Kamu
yang lagi galau hari ini karena tadi malam baru saja cintamu ditolak
gebetan, jangan terus terpuruk dalam kesedihan. Kamu tidak sendiri.
Masih ada sekian juta manusia yang bernasib sama denganmu.
Saya bisa mengerti betapa pedihnya
hatimu menanggung derita ini. Setiap makan serasa menelan kayu busuk.
Setiap minum serasa menenggak tuak basi. Tidak enak memang. Mesikpun
demikian, cobalah sedikit kreatif dengan melihat derita ini dari sudut
pandang yang berbeda. Seperti halnya Salamun ketika ditolak oleh Yulia.
Ya, Salamun jatuh cinta kepada Yulia.
Teman sekelasnya sejak SMA itu menjadi teman sejurusan pula di sebuah
perguruan tinggi di Kota Bandung. Upaya Salamun untuk mendekati Yulia
bisa dikatakan intens dilakukan. Tak ada hari tanpa upaya pendekatan.
Pokoknya semua cara yang masuk akal dan dijamin seratus persen halal,
dijalani oleh Salamun.
Pada kesempatan yang sama Salamun juga
bersahabat baik dengan Syahid. Dilihat dari penampilannya, Syahid jauh
lebih parlente dan lebih ganteng dibandingkan dengan Salamun. Wah,
Salamun gak ada apa-apanya dibandingkan dia.
Kembali ke cerita Salamun. Ia
memanfaatkan setiap jengkal kesempatan untuk bisa pedekate sama Yulia.
Ketika jam kuliah kosong, Salamun tahu pasti Yulia selalu berada di
perpustakaan kampus. Maka ke tempat itulah Salamun sering berangkat. Di
sela-sela membaca buku mereka berdua sering berdiskusi mulai dari materi
perkuliahan sampai dengan trend yang sedang berlangsung pada waktu itu.
Tentu saja dengan suara berbisik agar tidak mengganggu para pengunjung
lainnya yang sedang asyik membaca buku.
Salamun makin jatuh cinta. Ia merasa
banyak hal dalam pribadi Yulia yang sangat cocok dengan dirinya. Sampai
suatu hari Salamun memutuskan berangkat ke rumah Yulia untuk
mengungkapkan isi hatinya.
Sejak sore Salamun telah mempersiapkan
diri. Dipinjamnya baju dan celana kakaknya. Harap maklum, koleksi
pakaian Salamun masuk kategori limited editon. Terbatas jumlahnya demikian pula kualitasnya sangat pas-pasan.

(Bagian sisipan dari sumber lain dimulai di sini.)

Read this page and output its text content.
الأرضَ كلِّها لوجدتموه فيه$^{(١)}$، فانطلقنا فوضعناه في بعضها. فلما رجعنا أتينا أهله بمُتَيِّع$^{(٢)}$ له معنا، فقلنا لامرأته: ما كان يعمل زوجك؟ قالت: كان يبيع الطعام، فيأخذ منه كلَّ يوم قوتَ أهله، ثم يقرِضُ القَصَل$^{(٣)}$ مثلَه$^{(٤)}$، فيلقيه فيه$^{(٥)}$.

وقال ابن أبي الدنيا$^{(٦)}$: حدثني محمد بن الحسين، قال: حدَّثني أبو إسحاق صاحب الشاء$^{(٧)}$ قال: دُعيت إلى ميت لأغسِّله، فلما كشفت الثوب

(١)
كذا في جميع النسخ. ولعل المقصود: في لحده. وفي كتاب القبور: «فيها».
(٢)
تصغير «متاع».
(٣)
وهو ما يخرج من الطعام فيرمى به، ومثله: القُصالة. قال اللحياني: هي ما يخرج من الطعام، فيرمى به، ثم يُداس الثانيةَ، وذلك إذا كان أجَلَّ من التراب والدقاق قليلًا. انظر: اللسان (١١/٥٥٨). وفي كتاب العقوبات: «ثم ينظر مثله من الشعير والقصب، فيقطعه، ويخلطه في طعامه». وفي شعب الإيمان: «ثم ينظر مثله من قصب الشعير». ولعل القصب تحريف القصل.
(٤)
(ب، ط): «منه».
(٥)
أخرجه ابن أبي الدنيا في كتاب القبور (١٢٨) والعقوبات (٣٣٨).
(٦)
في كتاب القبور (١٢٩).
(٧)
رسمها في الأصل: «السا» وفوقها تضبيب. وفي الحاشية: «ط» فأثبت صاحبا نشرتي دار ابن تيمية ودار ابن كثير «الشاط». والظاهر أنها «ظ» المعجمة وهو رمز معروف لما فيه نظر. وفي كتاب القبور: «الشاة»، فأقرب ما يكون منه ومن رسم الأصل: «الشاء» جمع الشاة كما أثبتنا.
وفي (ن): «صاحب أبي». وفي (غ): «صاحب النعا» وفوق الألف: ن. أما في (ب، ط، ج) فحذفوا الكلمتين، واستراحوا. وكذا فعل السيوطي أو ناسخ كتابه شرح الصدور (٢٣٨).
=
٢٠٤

Singkat cerita, berangkatlah Salamun
menemui gebetannya di Jalan Kopo Bandung. Salamun menangkap ada rasa
takjub pada wajah Yulia saat menerima kehadiran dirinya. Pikir Salamun
ini pertanda baik.
Setelah mempersilakan masuk, Yulia
sejenak meninggalkan Salamun sendirian. Dan ketika kembali, Salamun
melihat betapa dandanan Yulia melebihi keelokan hari-hari yang pernah
dilewatinya. Sejenak kemudian Salamun dan Yulia mengobrol intens.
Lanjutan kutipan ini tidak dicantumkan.